Dès lors que l’on prend conscience de cette hétérogénéité, on comprend rapidement à quel point cela peut être difficile d’apporter des évolutions dans le framework. D’autant plus que l’évolution de l’informatique tend à faire émerger de nouveaux modèles applicatifs (le Cloud par exemple) alors que certains n’étaient pas couverts (Linux).
Welcome to the new world
Ce monde en silo a finalement commencé à bouger (à mon sens) après l’arrivée du framework 4.5.1 avec les annonces du nouveau Jit (RyuJit) et de Roslyn, la nouvelle plateforme de compilation. Le mouvement vers une meilleure unification a pu ainsi commencer. C’est d’ailleurs peu après que l’on a commencé à voir apparaître le terme de .NET Core.
L’idée est d’abord de pouvoir fournir un écosystème identique quelle que soit la machine qui fait tourner une application. Évidemment cela passe par l’utilisation d’un seul et même compilateur que ce soit au build (Roslyn) ou à la volée (RuyJit). Cela passe également par une factorisation du code existant pour faire émerger les contrats et API nécessaires au bon fonctionnement des outils et ce quelles que soient les machines utilisées.
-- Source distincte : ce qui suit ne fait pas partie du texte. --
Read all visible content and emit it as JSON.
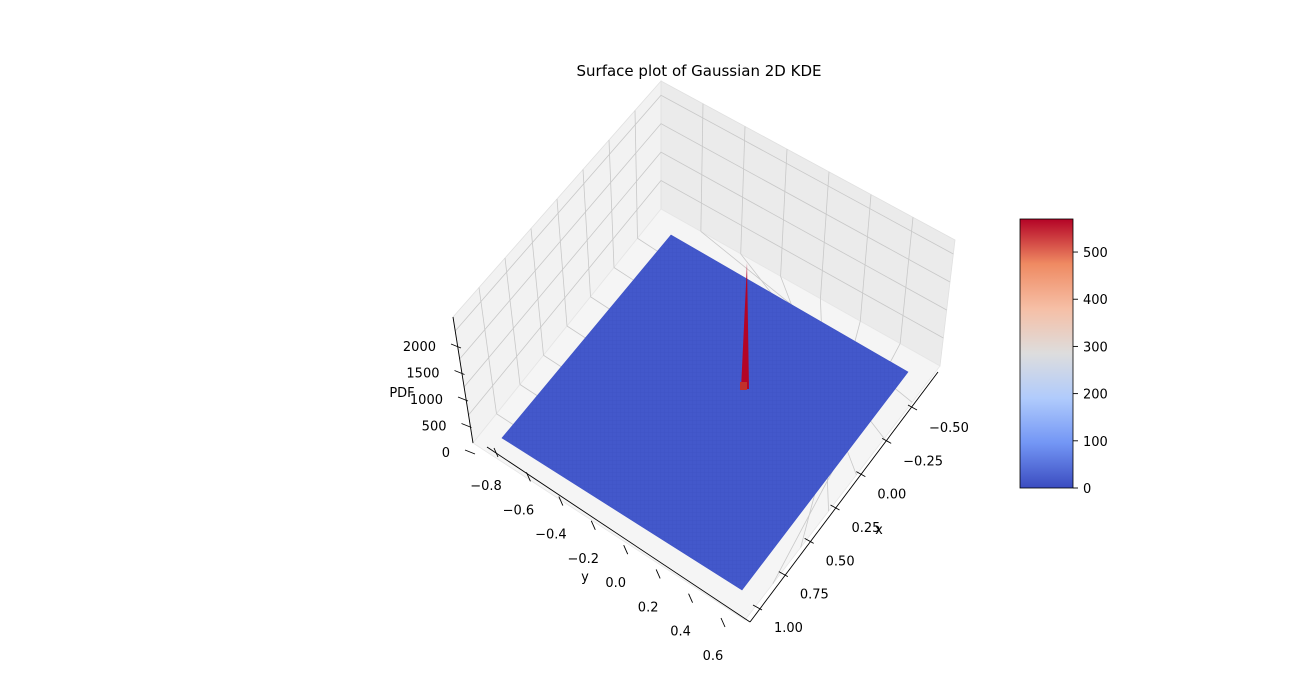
{
  "chart_data": {
    "type": "surface3d",
    "title": "Surface plot of Gaussian 2D KDE",
    "xlabel": "x",
    "ylabel": "y",
    "zlabel": "PDF",
    "x_ticks": [
      "−0.50",
      "−0.25",
      "0.00",
      "0.25",
      "0.50",
      "0.75",
      "1.00"
    ],
    "y_ticks": [
      "−0.8",
      "−0.6",
      "−0.4",
      "−0.2",
      "0.0",
      "0.2",
      "0.4",
      "0.6"
    ],
    "z_ticks": [
      "0",
      "500",
      "1000",
      "1500",
      "2000"
    ],
    "colorbar": {
      "ticks": [
        "0",
        "100",
        "200",
        "300",
        "400",
        "500"
      ],
      "range": [
        0,
        570
      ],
      "colormap": "coolwarm",
      "stops": [
        "#3b4cc0",
        "#7396f5",
        "#b0cbfc",
        "#dddddd",
        "#f6bfa6",
        "#ef8a62",
        "#b40426"
      ]
    },
    "surface": {
      "baseline_value": 0,
      "peak_value": 570,
      "base_color": "#4358cb",
      "peak_color": "#b40426"
    },
    "grid": true
  }
}
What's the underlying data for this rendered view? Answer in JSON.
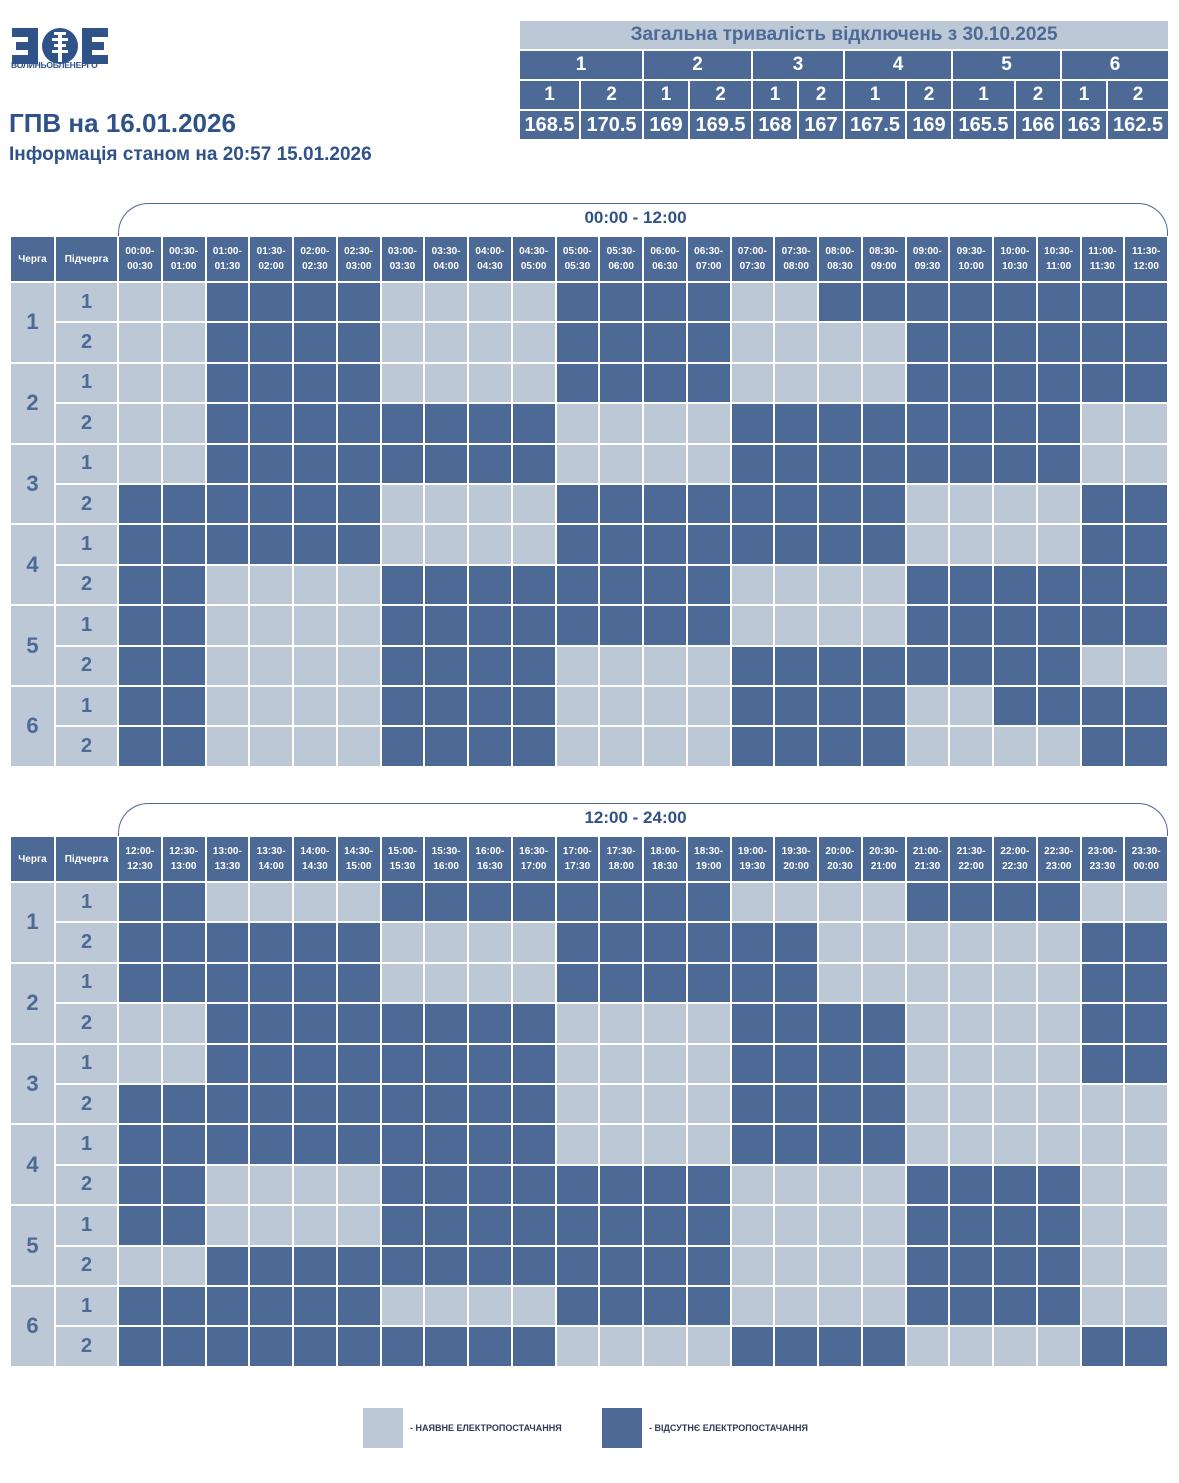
{
  "logo": {
    "text": "ВОЛИНЬОБЛЕНЕРГО"
  },
  "header": {
    "title": "ГПВ на 16.01.2026",
    "subtitle": "Інформація станом на 20:57 15.01.2026"
  },
  "summary": {
    "caption": "Загальна тривалість відключень з 30.10.2025",
    "groups": [
      "1",
      "2",
      "3",
      "4",
      "5",
      "6"
    ],
    "subgroups": [
      "1",
      "2",
      "1",
      "2",
      "1",
      "2",
      "1",
      "2",
      "1",
      "2",
      "1",
      "2"
    ],
    "values": [
      "168.5",
      "170.5",
      "169",
      "169.5",
      "168",
      "167",
      "167.5",
      "169",
      "165.5",
      "166",
      "163",
      "162.5"
    ]
  },
  "colors": {
    "on": "#bcc8d6",
    "off": "#4d6a96"
  },
  "tables": [
    {
      "range": "00:00 - 12:00",
      "queue_header": "Черга",
      "subqueue_header": "Підчерга",
      "times": [
        "00:00-\n00:30",
        "00:30-\n01:00",
        "01:00-\n01:30",
        "01:30-\n02:00",
        "02:00-\n02:30",
        "02:30-\n03:00",
        "03:00-\n03:30",
        "03:30-\n04:00",
        "04:00-\n04:30",
        "04:30-\n05:00",
        "05:00-\n05:30",
        "05:30-\n06:00",
        "06:00-\n06:30",
        "06:30-\n07:00",
        "07:00-\n07:30",
        "07:30-\n08:00",
        "08:00-\n08:30",
        "08:30-\n09:00",
        "09:00-\n09:30",
        "09:30-\n10:00",
        "10:00-\n10:30",
        "10:30-\n11:00",
        "11:00-\n11:30",
        "11:30-\n12:00"
      ],
      "rows": [
        {
          "queue": "1",
          "sub": "1",
          "slots": "LLDDDDLLLLDDDDLLDDDDDDDD"
        },
        {
          "queue": "1",
          "sub": "2",
          "slots": "LLDDDDLLLLDDDDLLLLDDDDDD"
        },
        {
          "queue": "2",
          "sub": "1",
          "slots": "LLDDDDLLLLDDDDLLLLDDDDDD"
        },
        {
          "queue": "2",
          "sub": "2",
          "slots": "LLDDDDDDDDLLLLDDDDDDDDLL"
        },
        {
          "queue": "3",
          "sub": "1",
          "slots": "LLDDDDDDDDLLLLDDDDDDDDLL"
        },
        {
          "queue": "3",
          "sub": "2",
          "slots": "DDDDDDLLLLDDDDDDDDLLLLDD"
        },
        {
          "queue": "4",
          "sub": "1",
          "slots": "DDDDDDLLLLDDDDDDDDLLLLDD"
        },
        {
          "queue": "4",
          "sub": "2",
          "slots": "DDLLLLDDDDDDDDLLLLDDDDDD"
        },
        {
          "queue": "5",
          "sub": "1",
          "slots": "DDLLLLDDDDDDDDLLLLDDDDDD"
        },
        {
          "queue": "5",
          "sub": "2",
          "slots": "DDLLLLDDDDLLLLDDDDDDDDLL"
        },
        {
          "queue": "6",
          "sub": "1",
          "slots": "DDLLLLDDDDLLLLDDDDLLDDDD"
        },
        {
          "queue": "6",
          "sub": "2",
          "slots": "DDLLLLDDDDLLLLDDDDLLLLDD"
        }
      ]
    },
    {
      "range": "12:00 - 24:00",
      "queue_header": "Черга",
      "subqueue_header": "Підчерга",
      "times": [
        "12:00-\n12:30",
        "12:30-\n13:00",
        "13:00-\n13:30",
        "13:30-\n14:00",
        "14:00-\n14:30",
        "14:30-\n15:00",
        "15:00-\n15:30",
        "15:30-\n16:00",
        "16:00-\n16:30",
        "16:30-\n17:00",
        "17:00-\n17:30",
        "17:30-\n18:00",
        "18:00-\n18:30",
        "18:30-\n19:00",
        "19:00-\n19:30",
        "19:30-\n20:00",
        "20:00-\n20:30",
        "20:30-\n21:00",
        "21:00-\n21:30",
        "21:30-\n22:00",
        "22:00-\n22:30",
        "22:30-\n23:00",
        "23:00-\n23:30",
        "23:30-\n00:00"
      ],
      "rows": [
        {
          "queue": "1",
          "sub": "1",
          "slots": "DDLLLLDDDDDDDDLLLLDDDDLL"
        },
        {
          "queue": "1",
          "sub": "2",
          "slots": "DDDDDDLLLLDDDDDDLLLLLLDD"
        },
        {
          "queue": "2",
          "sub": "1",
          "slots": "DDDDDDLLLLDDDDDDLLLLLLDD"
        },
        {
          "queue": "2",
          "sub": "2",
          "slots": "LLDDDDDDDDLLLLDDDDLLLLDD"
        },
        {
          "queue": "3",
          "sub": "1",
          "slots": "LLDDDDDDDDLLLLDDDDLLLLDD"
        },
        {
          "queue": "3",
          "sub": "2",
          "slots": "DDDDDDDDDDLLLLDDDDLLLLLL"
        },
        {
          "queue": "4",
          "sub": "1",
          "slots": "DDDDDDDDDDLLLLDDDDLLLLLL"
        },
        {
          "queue": "4",
          "sub": "2",
          "slots": "DDLLLLDDDDDDDDLLLLDDDDLL"
        },
        {
          "queue": "5",
          "sub": "1",
          "slots": "DDLLLLDDDDDDDDLLLLDDDDLL"
        },
        {
          "queue": "5",
          "sub": "2",
          "slots": "LLDDDDDDDDDDDDLLLLDDDDLL"
        },
        {
          "queue": "6",
          "sub": "1",
          "slots": "DDDDDDLLLLDDDDLLLLDDDDLL"
        },
        {
          "queue": "6",
          "sub": "2",
          "slots": "DDDDDDDDDDLLLLDDDDLLLLDD"
        }
      ]
    }
  ],
  "legend": {
    "on": "- НАЯВНЕ ЕЛЕКТРОПОСТАЧАННЯ",
    "off": "- ВІДСУТНЄ ЕЛЕКТРОПОСТАЧАННЯ"
  }
}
Tout en haut de cette pile, se tiennent les API relatives aux modèles applicatifs. Elles sont bâties au-dessus des composants nommés Base Class Library (BCL) qui sont le résultat du travail de factorisation nécessaire à ce travail d’homogénéisation. Ensuite on trouve les couches permettant le fonctionnement du runtime.
En plus de cette construction, il a été choisi de rendre disponible l’intégralité des composants à travers NuGet. C’est un choix assez naturel dans l’écosystème Microsoft qui pousse au bout le raisonnement de déploiement. En effet, auparavant les frameworks étaient disponibles par la mise à jour de Windows ou la distribution d’exécutables spécifiques ce qui pouvait être problématique en entreprise si on prend en compte la politique relative à la sécurité des SI.
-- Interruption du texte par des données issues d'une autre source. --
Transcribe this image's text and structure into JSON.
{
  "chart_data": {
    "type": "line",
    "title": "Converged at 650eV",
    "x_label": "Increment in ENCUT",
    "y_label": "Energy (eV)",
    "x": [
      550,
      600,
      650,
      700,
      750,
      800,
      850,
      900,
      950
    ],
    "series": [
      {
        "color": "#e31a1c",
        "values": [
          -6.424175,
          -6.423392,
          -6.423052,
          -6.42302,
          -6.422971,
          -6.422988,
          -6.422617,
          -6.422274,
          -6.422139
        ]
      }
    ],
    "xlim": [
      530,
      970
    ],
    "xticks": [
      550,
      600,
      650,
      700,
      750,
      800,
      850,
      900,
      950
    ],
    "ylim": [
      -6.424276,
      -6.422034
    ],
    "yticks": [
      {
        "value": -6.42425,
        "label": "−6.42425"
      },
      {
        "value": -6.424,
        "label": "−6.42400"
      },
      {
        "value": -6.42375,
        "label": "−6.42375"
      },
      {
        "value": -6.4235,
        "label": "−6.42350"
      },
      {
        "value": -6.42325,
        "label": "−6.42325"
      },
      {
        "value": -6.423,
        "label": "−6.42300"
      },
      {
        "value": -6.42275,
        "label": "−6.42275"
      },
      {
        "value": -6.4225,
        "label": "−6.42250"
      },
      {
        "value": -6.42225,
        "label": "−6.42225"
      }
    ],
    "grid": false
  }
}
Désormais le scénario de déploiement est différent, puisque les packages sont inclus lors de la phase de développement. Plus besoin de se poser la question de la version du framework disponible sur les machines clientes. Cela facilite d’autant cette phase qui peut se révéler parfois délicate. Il est même possible d’avoir un exécutable spécifiant le runtime cible avec l’option de build –runtime et en précisant le runtime cible. On peut se référer au catalogue de runtime pour plus de détails.
De plus, la BCL est en fait constituée de nombreuses petites unités qui peuvent toutes être trouvées et déployées de façon unitaire grâce à NuGet. Ceci facilite les mises à jour des composants et plus généralement la maintenance des projets. Il est donc possible de n’embarquer que les éléments réellement utiles à l’application afin de réduire le volume à déployer.
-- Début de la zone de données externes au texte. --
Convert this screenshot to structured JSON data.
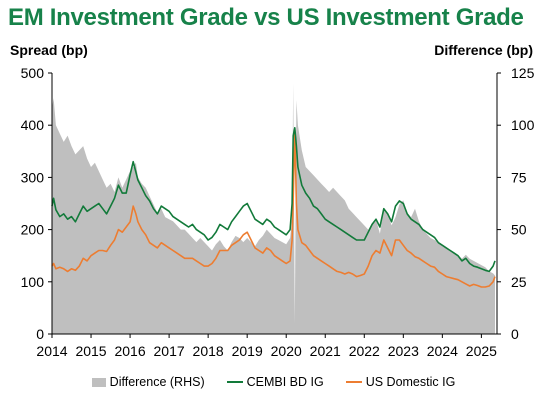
{
  "chart_data": {
    "type": "line",
    "title": "EM Investment Grade vs US Investment Grade",
    "ylabel": "Spread (bp)",
    "y2label": "Difference (bp)",
    "ylim": [
      0,
      500
    ],
    "y2lim": [
      0,
      125
    ],
    "yticks": [
      "0",
      "100",
      "200",
      "300",
      "400",
      "500"
    ],
    "y2ticks": [
      "0",
      "25",
      "50",
      "75",
      "100",
      "125"
    ],
    "xlim": [
      2014.0,
      2025.4
    ],
    "xticks": [
      "2014",
      "2015",
      "2016",
      "2017",
      "2018",
      "2019",
      "2020",
      "2021",
      "2022",
      "2023",
      "2024",
      "2025"
    ],
    "grid": false,
    "legend_position": "bottom",
    "colors": {
      "title": "#17824a",
      "difference": "#bfbfbf",
      "cembi": "#127a3a",
      "us": "#ed7d31"
    },
    "x": [
      2014.0,
      2014.04,
      2014.1,
      2014.2,
      2014.3,
      2014.4,
      2014.5,
      2014.6,
      2014.7,
      2014.8,
      2014.9,
      2015.0,
      2015.1,
      2015.2,
      2015.3,
      2015.4,
      2015.5,
      2015.6,
      2015.7,
      2015.8,
      2015.9,
      2016.0,
      2016.08,
      2016.15,
      2016.2,
      2016.3,
      2016.4,
      2016.5,
      2016.6,
      2016.7,
      2016.8,
      2016.9,
      2017.0,
      2017.1,
      2017.2,
      2017.3,
      2017.4,
      2017.5,
      2017.6,
      2017.7,
      2017.8,
      2017.9,
      2018.0,
      2018.1,
      2018.2,
      2018.3,
      2018.4,
      2018.5,
      2018.6,
      2018.7,
      2018.8,
      2018.9,
      2019.0,
      2019.1,
      2019.2,
      2019.3,
      2019.4,
      2019.5,
      2019.6,
      2019.7,
      2019.8,
      2019.9,
      2020.0,
      2020.1,
      2020.15,
      2020.18,
      2020.22,
      2020.26,
      2020.3,
      2020.4,
      2020.5,
      2020.6,
      2020.7,
      2020.8,
      2020.9,
      2021.0,
      2021.1,
      2021.2,
      2021.3,
      2021.4,
      2021.5,
      2021.6,
      2021.7,
      2021.8,
      2021.9,
      2022.0,
      2022.1,
      2022.2,
      2022.3,
      2022.4,
      2022.5,
      2022.6,
      2022.7,
      2022.8,
      2022.9,
      2023.0,
      2023.1,
      2023.2,
      2023.3,
      2023.4,
      2023.5,
      2023.6,
      2023.7,
      2023.8,
      2023.9,
      2024.0,
      2024.1,
      2024.2,
      2024.3,
      2024.4,
      2024.5,
      2024.6,
      2024.7,
      2024.8,
      2024.9,
      2025.0,
      2025.1,
      2025.2,
      2025.3,
      2025.35
    ],
    "series": [
      {
        "name": "Difference (RHS)",
        "type": "area",
        "axis": "right",
        "values": [
          108,
          113,
          100,
          96,
          92,
          95,
          90,
          86,
          88,
          90,
          84,
          80,
          82,
          78,
          74,
          70,
          72,
          68,
          75,
          70,
          74,
          78,
          80,
          82,
          75,
          72,
          70,
          66,
          62,
          58,
          60,
          56,
          55,
          54,
          52,
          50,
          50,
          48,
          46,
          44,
          46,
          44,
          42,
          40,
          43,
          45,
          42,
          40,
          44,
          47,
          46,
          44,
          46,
          44,
          42,
          45,
          47,
          50,
          48,
          46,
          45,
          44,
          43,
          46,
          55,
          120,
          5,
          112,
          100,
          88,
          80,
          78,
          76,
          74,
          72,
          70,
          68,
          70,
          68,
          66,
          64,
          60,
          58,
          56,
          54,
          52,
          50,
          53,
          55,
          48,
          60,
          58,
          52,
          56,
          62,
          64,
          58,
          56,
          60,
          54,
          50,
          48,
          46,
          45,
          44,
          42,
          41,
          40,
          39,
          38,
          36,
          38,
          36,
          35,
          34,
          33,
          32,
          30,
          29,
          28
        ]
      },
      {
        "name": "CEMBI BD IG",
        "axis": "left",
        "values": [
          245,
          260,
          238,
          225,
          230,
          220,
          225,
          215,
          230,
          245,
          235,
          240,
          245,
          250,
          240,
          230,
          245,
          260,
          285,
          270,
          270,
          305,
          330,
          310,
          295,
          280,
          265,
          255,
          240,
          230,
          245,
          240,
          235,
          225,
          220,
          215,
          210,
          205,
          210,
          200,
          195,
          190,
          180,
          185,
          195,
          210,
          205,
          200,
          215,
          225,
          235,
          245,
          250,
          235,
          220,
          215,
          210,
          220,
          215,
          205,
          200,
          195,
          190,
          200,
          250,
          380,
          395,
          360,
          320,
          285,
          270,
          260,
          245,
          240,
          230,
          220,
          215,
          210,
          205,
          200,
          195,
          190,
          185,
          180,
          180,
          180,
          195,
          210,
          220,
          205,
          240,
          230,
          215,
          245,
          255,
          250,
          230,
          220,
          215,
          210,
          200,
          195,
          190,
          185,
          175,
          170,
          165,
          160,
          155,
          150,
          140,
          145,
          135,
          130,
          128,
          125,
          122,
          120,
          130,
          140
        ]
      },
      {
        "name": "US Domestic IG",
        "axis": "left",
        "values": [
          130,
          135,
          125,
          128,
          125,
          120,
          125,
          122,
          130,
          145,
          140,
          150,
          155,
          160,
          160,
          158,
          170,
          180,
          200,
          195,
          205,
          215,
          245,
          230,
          215,
          200,
          190,
          175,
          170,
          165,
          175,
          170,
          165,
          160,
          155,
          150,
          145,
          145,
          145,
          140,
          135,
          130,
          130,
          135,
          145,
          160,
          160,
          160,
          170,
          175,
          180,
          190,
          195,
          180,
          165,
          160,
          155,
          165,
          160,
          150,
          145,
          140,
          135,
          140,
          180,
          260,
          390,
          250,
          200,
          175,
          170,
          160,
          150,
          145,
          140,
          135,
          130,
          125,
          120,
          118,
          115,
          118,
          115,
          110,
          112,
          115,
          130,
          150,
          160,
          155,
          180,
          165,
          150,
          180,
          180,
          170,
          160,
          155,
          148,
          145,
          140,
          135,
          130,
          128,
          120,
          115,
          110,
          108,
          106,
          104,
          100,
          96,
          92,
          95,
          93,
          90,
          90,
          92,
          100,
          110
        ]
      }
    ]
  },
  "legend": {
    "difference": "Difference (RHS)",
    "cembi": "CEMBI BD IG",
    "us": "US Domestic IG"
  }
}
Finalement, nous arrivons à la situation suivante :
La situation est désormais plus homogène au niveau de l’infrastructure (compilateur, runtime, etc.). Cependant on note qu’il reste encore une importante partie en silo.
. Net Standard
Le .NET Standard a poussé encore plus loin le raisonnement précédent. Dans les trois silos présentés au-dessus, on note que chacun dispose de sa propre librairie de base (BCL pour le framework, Core library pour le .NET Core et Mono Class library pour Mono). Seulement, de nombreux composants sont communs à toutes ces librairies.
On peut donc définir différentes API et implémentations qui pourront être utilisées par ces trois silos. Cela présente l’avantage de réduire la surface d’adhérence au modèle applicatif (et à la plateforme ciblée). Cela augmente d’autant la réutilisabilité du code tout en facilitant (encore une fois) les scénarios de déploiement.
C’est un travail de standardisation important afin de fournir les garanties nécessaires de disponibilité et de consistance des fonctionnalités du .NET. En d’autres termes, le .NET standard est le contrat minimal garanti sur n’importe quelle plateforme pouvant faire tourner une application .NET.
Au niveau applicatif, ça ne change pas grand chose finalement, puisqu’on travaillera le plus vraisemblablement avec les API des modèles applicatifs ciblés. Le développement des librairies portables (PCL) sera lui impacté dans le sens où l’on travaillera le plus souvent directement avec les class du .NET Standard. Dans le cas contraire, pour être vraiment portable il faudra traiter le cas de tous les modèles applicatifs que l’on peut cibler en .NET (#IF).
Comme on peut le voir sur le schéma ci-dessus, le .NET standard est lui livré dans une seule librairie, un meta package Nuget (plus d’informations sur les meta packages). Cette philosophie du “une seule pour les gouverner toutes” peut paraître étonnante avec la politique engagée dans le .NET Core (qui lui est packagé en plusieurs petits paquets). En fait, il s’agit encore une fois de faciliter les scénarios de déploiement et plus particulièrement d’update des librairies.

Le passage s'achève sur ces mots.